Firewatch | Crítica
A solidão é o elemento primordial deste "simulador de caminhada" cheio de mistério
Há muitos elementos que unem os jogos convencionalmente chamados de "walking simulators" (simuladores de caminhada), cuja narrativa se baseia em exploração: Gone Home, Dear Esther, Everybody's Gone to the Rapture, entre outros. Um dos mais comuns é a a ausência de interação com outros NPCs, a sensação de estar sozinho inerente a um jogo que consiste, basicamente, no cenário e em você.

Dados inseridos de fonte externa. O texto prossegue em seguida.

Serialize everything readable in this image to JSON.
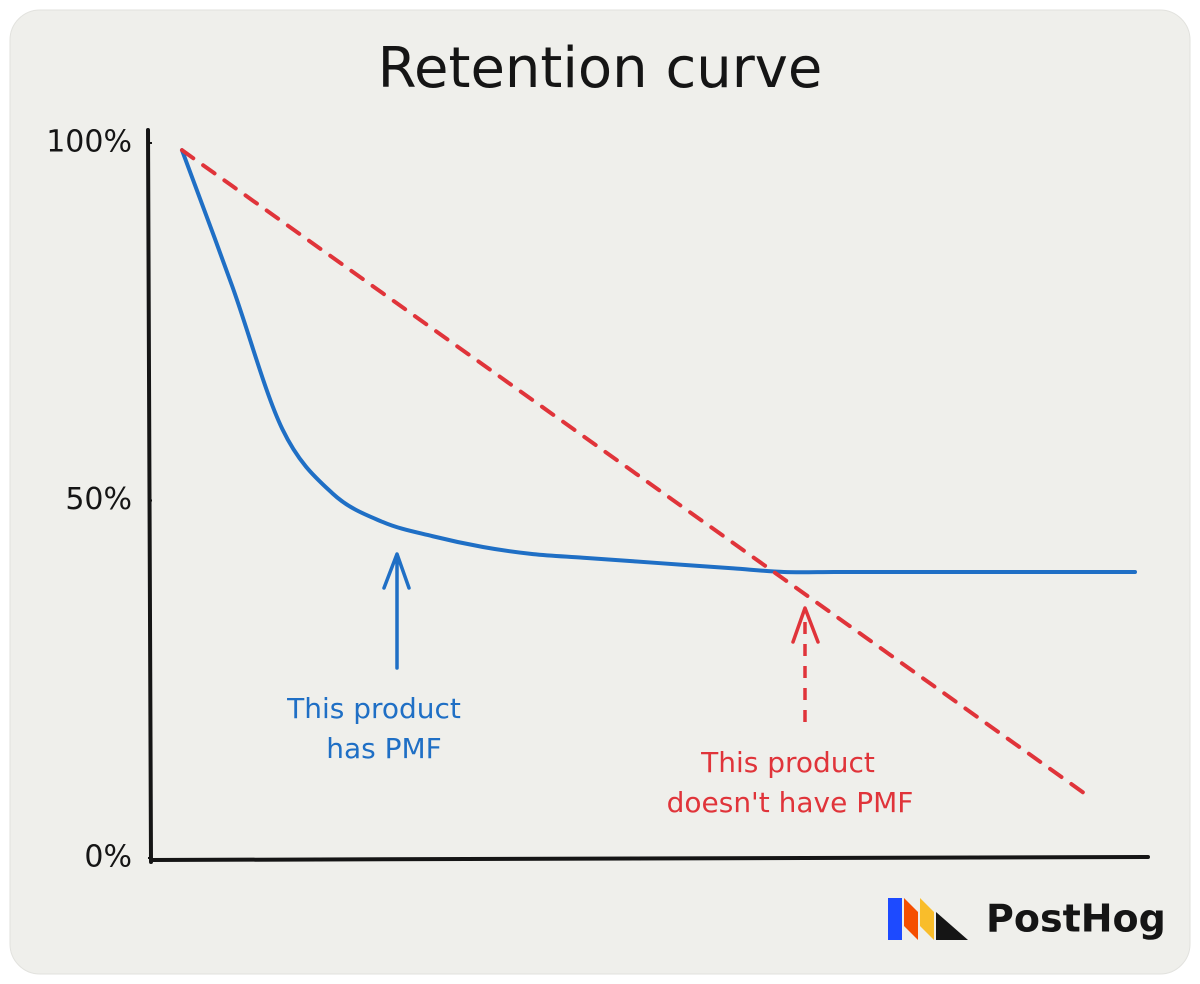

Não seria errado dizer que Firewatch é um destes games, mas há um porém. Com integrantes que têm no currículo jogos com narrativas ricas (BioShock, Monkey Island, The Walking Dead e mais), a desenvolvedora estreante Campo Santo brinca com esse isolamento tão característico do "gênero" no qual o título se encaixa: em vez de usá-lo como premissa, o game o abraça, transformando-o na matéria-prima de uma trama que se recusa a dizer para onde vai.
A única certeza que temos é a solidão, pois, já no começo, somos obrigados a escolhê-la. Sem muitos spoilers, logo no início do jogo, somos apresentados (com direito a algumas escolhas em texto) aos motivos que levam o protagonista Henry a aceitar, no ano de 1989, um emprego de verão como vigia florestal de uma região montanhosa no estado do Wyoming, um dos maiores e menos povoados dos Estados Unidos.
Fala que eu te escuto
Sua única "companhia" é alguém que você nunca viu: Delilah, sua supervisora e a vigia da área vizinha à sua, com quem Henry conversa por rádio. Você escolhe o que responder a ela (ou escolhe não falar nada), o que pode afastá-la ou aproximá-la do protagonista, à medida que eles vão se conhecendo. É ela também a força-motriz da história, sempre providenciando explicações para o que está no cenário e conduzindo o protagonista para onde ele deve ir. E, claro, a floresta guarda segredos que fazem a dupla ir muito além de seu simples trabalho de prevenir incêndios.
É complicado falar da trama sem entregar várias de suas boas surpresas, mas dá para dizer que ela vai da paranoia à loucura, com uma sucessão incessante de viradas que mantém Henry (e você) sempre no escuro. Os "walking simulators" são muitas vezes tratados como equivalentes literários dos games, e, nessa analogia, Firewatch é como aquele romance misterioso que você devora em busca de uma resolução: eu avancei pela floresta por uma curiosidade quase obsessiva de saber o que acontece com Henry e o que ele está prestes a descobrir.
Tão longe, tão perto
Enquanto o jogo se desenrola, é claro que Henry e Delilah, só por meio da voz, acabam tornando-se muito próximos. Mas o relacionamento entre os dois soa natural graças aos diálogos extremamente bem trabalhados do roteiro. Mesmo sem nunca mostrar seus rostos na tela, os dois são personagens com os quais você se identifica facilmente porque, no fundo, eles são repletos de características que os tornam bem humanos: eles reagem a situaçãoes extraordinárias como uma pessoa normal agiria, propensa a erros, falhas de caráter e vulnerabilidades tão comuns a nós todos.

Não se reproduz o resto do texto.